A court placed the girl with her maternal grandmother, who had a criminal record.
President Biden said Wednesday that the court’s ruling is an antidote to centuries of mistreatment.
“In the not-so-distant past, Native children were stolen from the arms of the people who loved them. They were sent to boarding schools or to be raised by non-Indian families — all with the aim of erasing who they are as Native people and tribal citizens. These were acts of unspeakable cruelty that affected generations of Native children and threatened the very survival of Tribal Nations.
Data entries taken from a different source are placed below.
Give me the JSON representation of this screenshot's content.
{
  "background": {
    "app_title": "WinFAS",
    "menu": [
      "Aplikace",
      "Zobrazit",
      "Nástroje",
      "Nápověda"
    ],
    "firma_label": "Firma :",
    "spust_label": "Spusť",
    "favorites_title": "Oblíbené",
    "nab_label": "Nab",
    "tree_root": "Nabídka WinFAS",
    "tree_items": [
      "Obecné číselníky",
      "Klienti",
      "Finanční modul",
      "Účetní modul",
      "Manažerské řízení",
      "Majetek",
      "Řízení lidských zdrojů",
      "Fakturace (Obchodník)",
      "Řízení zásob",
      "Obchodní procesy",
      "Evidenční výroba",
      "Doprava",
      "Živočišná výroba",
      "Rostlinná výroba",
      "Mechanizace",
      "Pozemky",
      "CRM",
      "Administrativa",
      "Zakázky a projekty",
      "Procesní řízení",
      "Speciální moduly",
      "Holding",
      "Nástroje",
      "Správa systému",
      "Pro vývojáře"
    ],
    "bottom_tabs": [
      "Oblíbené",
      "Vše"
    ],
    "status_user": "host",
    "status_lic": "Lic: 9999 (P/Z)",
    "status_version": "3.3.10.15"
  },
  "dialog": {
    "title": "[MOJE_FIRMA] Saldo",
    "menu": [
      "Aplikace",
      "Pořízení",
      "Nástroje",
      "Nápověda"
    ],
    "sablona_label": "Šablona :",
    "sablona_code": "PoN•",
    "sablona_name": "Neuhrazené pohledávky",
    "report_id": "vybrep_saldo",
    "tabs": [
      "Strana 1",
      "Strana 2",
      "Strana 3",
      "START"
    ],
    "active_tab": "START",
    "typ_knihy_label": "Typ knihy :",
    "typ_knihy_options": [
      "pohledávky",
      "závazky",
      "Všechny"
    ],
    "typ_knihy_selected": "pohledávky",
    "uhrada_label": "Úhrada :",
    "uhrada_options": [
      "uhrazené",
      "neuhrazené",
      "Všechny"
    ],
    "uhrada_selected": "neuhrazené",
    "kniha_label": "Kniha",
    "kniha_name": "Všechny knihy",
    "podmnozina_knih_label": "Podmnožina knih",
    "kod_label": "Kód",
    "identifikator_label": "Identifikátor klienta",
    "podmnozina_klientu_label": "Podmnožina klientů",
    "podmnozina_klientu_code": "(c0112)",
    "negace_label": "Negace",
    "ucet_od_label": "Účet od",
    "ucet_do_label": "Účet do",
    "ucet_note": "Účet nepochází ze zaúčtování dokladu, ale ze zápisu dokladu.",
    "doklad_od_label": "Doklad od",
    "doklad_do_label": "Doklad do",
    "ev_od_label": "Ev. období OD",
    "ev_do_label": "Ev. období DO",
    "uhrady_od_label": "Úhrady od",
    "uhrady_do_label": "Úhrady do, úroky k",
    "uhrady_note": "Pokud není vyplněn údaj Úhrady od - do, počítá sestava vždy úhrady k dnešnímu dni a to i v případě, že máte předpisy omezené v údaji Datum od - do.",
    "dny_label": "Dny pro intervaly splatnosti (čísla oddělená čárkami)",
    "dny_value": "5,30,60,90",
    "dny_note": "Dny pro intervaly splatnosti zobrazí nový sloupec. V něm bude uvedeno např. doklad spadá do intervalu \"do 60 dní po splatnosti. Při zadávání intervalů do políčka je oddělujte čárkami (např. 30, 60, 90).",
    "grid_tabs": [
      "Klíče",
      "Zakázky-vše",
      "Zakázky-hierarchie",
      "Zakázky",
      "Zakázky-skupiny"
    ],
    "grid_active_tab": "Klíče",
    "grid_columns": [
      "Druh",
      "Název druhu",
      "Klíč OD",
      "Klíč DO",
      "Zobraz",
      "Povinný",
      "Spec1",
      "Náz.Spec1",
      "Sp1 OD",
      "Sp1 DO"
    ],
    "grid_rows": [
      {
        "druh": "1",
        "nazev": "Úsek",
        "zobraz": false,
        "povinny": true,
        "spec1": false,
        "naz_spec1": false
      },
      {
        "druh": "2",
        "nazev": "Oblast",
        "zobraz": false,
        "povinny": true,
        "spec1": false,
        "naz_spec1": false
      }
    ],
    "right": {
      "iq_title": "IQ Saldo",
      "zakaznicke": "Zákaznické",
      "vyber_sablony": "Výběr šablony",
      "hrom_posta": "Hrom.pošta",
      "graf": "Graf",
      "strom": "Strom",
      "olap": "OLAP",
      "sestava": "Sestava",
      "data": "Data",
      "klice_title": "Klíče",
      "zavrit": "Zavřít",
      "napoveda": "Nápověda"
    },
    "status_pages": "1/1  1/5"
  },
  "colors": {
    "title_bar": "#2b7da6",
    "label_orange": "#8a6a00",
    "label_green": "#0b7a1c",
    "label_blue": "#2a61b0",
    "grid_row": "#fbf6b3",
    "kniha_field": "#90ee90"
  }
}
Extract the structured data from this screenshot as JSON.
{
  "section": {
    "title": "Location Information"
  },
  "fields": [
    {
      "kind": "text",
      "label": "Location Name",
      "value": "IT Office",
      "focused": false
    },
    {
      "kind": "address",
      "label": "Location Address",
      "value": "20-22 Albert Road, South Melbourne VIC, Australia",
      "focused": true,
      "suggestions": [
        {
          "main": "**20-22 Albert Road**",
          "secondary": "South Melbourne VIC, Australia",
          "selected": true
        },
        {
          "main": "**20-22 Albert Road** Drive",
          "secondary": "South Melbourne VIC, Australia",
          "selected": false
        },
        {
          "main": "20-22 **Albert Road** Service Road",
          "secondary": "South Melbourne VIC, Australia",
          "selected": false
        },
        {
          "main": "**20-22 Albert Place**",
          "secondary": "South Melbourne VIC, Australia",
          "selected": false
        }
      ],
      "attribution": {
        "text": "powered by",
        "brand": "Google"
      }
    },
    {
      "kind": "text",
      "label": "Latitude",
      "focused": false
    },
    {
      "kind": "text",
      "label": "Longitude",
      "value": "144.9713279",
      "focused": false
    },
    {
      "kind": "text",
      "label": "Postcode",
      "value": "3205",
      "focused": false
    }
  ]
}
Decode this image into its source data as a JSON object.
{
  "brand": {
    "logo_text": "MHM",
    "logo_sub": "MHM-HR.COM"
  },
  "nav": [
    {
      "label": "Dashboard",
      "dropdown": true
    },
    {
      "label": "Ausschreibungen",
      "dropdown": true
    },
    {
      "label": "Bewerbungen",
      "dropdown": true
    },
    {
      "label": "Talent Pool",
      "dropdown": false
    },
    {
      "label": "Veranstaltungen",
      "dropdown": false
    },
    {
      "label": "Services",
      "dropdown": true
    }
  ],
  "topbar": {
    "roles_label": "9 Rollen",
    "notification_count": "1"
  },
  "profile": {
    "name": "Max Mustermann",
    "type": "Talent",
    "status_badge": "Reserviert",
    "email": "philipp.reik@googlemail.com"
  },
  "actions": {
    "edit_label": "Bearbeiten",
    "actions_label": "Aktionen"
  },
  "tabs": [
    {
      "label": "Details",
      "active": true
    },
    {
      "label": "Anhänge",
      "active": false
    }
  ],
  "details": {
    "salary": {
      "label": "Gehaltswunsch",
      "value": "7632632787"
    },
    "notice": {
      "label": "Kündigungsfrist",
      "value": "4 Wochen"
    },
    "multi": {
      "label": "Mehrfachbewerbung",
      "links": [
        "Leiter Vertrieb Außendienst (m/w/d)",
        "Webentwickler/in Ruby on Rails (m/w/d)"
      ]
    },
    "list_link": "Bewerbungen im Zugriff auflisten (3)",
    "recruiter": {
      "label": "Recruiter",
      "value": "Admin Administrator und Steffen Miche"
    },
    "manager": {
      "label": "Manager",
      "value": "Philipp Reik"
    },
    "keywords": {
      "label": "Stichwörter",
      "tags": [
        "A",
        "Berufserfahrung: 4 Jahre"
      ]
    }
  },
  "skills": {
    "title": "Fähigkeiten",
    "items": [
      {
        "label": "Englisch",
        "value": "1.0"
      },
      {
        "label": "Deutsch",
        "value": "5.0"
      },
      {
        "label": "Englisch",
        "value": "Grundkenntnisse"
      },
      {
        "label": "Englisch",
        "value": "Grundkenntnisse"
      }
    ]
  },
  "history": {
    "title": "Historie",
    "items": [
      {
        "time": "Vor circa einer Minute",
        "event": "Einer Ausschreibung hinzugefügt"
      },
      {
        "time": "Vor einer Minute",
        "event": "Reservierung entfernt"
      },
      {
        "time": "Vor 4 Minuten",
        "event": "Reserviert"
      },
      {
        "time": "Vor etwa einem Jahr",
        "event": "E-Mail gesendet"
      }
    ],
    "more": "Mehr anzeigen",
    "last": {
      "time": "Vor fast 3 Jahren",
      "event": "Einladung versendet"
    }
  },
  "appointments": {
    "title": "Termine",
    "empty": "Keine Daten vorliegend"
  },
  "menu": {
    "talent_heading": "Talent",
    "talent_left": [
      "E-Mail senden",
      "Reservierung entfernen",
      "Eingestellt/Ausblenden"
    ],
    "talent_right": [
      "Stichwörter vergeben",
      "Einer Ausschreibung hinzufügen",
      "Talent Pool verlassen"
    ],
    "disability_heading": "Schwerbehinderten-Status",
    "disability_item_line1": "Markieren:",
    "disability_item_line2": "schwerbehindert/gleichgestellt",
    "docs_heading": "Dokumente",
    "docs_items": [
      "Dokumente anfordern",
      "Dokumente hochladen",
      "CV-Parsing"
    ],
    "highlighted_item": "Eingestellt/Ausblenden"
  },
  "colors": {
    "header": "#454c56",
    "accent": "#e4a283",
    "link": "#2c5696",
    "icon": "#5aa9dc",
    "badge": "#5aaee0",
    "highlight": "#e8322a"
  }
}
The Indian Child Welfare Act was our Nation’s promise: never again,” the president said.
Vice President Kamala Harris said the federal law addresses “systemic injustice.”
Tribal leaders welcomed the ruling as a victory for their heritage and culture.
“We hope this decision will lay to rest the political attacks aimed at diminishing tribal sovereignty and creating instability throughout Indian law that have persisted for too long,” Chuck Hoskin Jr., principal chief of the Cherokee Nation; Charles Martin, chairman of the Morongo Band of Mission Indians; Tehassi Hill, chairman of the Oneida Nation; and Guy Capoeman, president of the Quinault Indian Nation, said in a joint statement.
Attorney General Merrick Garland said the Indian Child Welfare Act was established nearly 45 years ago to protect American Indian children and families.
“The Justice Department vigorously defended the statute before the Supreme Court and will continue to support the Indian Child Welfare Act and do everything in our power to protect Tribal communities and affirm Tribal sovereignty,” Mr. Garland said.
In a separate legal dispute decided Thursday, the justices imposed limits on tribal sovereignty for bankruptcy cases.
A man received a $1,100 loan from a tribal-run payday lender and then filed for bankruptcy. The tribal business tried to collect anyway. The man went to court to stop the tribe, but the Lac du Flambeau Band of Lake Superior Chippewa Indians said it had sovereign immunity and couldn’t be sued.
The high court rejected that argument in an 8-1 decision written by Justice Ketanji Brown Jackson. Although tribal sovereignty usually prevails, she said, bankruptcy law is different because it “expressly abrogates” sovereign immunity.
Justice Neil M. Gorsuch dissented. He said the law isn’t as clear as Justice Jackson suggests and that without a clear statement by Congress, tribal sovereignty must prevail.